Stands have been dramatically upgraded over the years, especially in the critical area of providing proper hand-washing equipment. Sanitizing and refrigeration systems have also been improved. And most food is prepared and consumed quickly.
"Plus, so much of the food is deep-fried," Elfering said. "No bacteria is going to survive those kind of conditions."
Economics of ice
Like a farmer's, Abdo's profit margin rides a lot on the weather. He pays a fee to the fair for the right to distribute the ice, which he buys from a broad network of suppliers that reaches into Iowa and North Dakota.
Food vendors, in turn, buy the ice. A few provide their own.
"You've got to get over the hump. We need five really strong days to get over the hump," he said. Ideally, those are sunny days in the mid-80s: Not so cool as to chill the demand for ice, but not so hot as to inspire late-summer lethargy. "If it gets too hot, say 95 degrees or so, that doesn't help anybody. They don't drink anything."

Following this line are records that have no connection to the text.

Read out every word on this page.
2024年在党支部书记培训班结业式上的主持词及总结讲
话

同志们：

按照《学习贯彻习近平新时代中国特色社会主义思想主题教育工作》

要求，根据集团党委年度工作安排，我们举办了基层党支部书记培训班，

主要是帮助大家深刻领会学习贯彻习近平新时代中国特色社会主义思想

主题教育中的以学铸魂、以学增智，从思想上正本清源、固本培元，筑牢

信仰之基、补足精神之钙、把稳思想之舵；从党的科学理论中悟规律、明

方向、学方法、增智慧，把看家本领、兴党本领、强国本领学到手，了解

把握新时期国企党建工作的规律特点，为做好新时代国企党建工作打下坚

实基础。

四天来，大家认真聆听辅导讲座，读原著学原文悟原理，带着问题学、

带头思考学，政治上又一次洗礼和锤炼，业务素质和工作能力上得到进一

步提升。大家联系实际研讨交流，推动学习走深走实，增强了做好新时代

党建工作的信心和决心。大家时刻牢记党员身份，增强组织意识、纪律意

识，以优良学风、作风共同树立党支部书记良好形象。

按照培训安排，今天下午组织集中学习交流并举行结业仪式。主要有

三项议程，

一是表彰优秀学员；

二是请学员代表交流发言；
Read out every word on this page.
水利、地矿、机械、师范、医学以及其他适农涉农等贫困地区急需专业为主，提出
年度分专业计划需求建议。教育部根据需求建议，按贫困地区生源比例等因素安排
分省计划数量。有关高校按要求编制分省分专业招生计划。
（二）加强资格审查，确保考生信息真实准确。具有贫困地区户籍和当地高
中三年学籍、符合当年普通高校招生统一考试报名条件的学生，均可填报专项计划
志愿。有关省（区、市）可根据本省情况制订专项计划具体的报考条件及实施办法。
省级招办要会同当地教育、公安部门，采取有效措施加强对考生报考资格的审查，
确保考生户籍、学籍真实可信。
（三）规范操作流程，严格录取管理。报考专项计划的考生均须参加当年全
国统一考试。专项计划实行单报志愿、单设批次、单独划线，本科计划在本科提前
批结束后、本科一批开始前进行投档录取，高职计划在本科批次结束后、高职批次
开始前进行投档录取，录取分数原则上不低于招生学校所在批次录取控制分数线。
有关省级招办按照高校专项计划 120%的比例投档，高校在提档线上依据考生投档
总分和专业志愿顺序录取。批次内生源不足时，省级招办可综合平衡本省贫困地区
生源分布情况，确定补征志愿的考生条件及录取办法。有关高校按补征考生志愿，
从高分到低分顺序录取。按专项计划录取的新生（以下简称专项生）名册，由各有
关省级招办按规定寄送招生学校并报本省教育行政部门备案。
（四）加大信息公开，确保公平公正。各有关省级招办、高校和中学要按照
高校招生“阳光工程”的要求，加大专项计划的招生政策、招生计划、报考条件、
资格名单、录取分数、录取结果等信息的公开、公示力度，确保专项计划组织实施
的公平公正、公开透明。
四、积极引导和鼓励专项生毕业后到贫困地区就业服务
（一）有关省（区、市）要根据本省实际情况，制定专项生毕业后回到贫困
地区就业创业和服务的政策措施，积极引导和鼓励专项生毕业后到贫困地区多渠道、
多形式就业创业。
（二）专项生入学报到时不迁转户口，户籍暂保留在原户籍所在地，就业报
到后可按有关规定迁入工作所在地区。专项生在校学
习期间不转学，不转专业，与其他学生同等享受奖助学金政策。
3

For Abdo, the harried enterprise is part calling, part addiction. While it's not a road to outlandish wealth, he sees deeper values: the family-like connection to his suppliers and food vendors, watching young crew members learn business skills and meet the physically and mentally taxing task and pushing to keep pace with improvements demanded by those who run the fair.
And mainly, he gets to work with his sons, Paul, Corey and John. For good measure, his wife, Caryl, and daughter Amanda run a pita sandwich stand.
"I am an entrepreneurial junkie," he said.
His enterprises include commercial and residential real-estate development and management in Minneapolis and elsewhere: his Anxon Co. is creating Six Quebec, a 21-unit condominium project at the corner of Marquette Av. and S. 6th St.; he's developing a chain of restaurants called My Burgers, with the first one opening in the Skyway Building downtown in six weeks; and he has launched a venture in Ohio called Racetown Inc., a network of minor-league NASCAR racing tracks.
The latter project is a joint venture with a couple of students from Notre Dame University's Gigot Center for Entrepreneurial Studies, where Abdo is a director and guest lecturer in the master's program.
"Whenever I go there to talk," he said with a grin, "all they want to hear about is ice."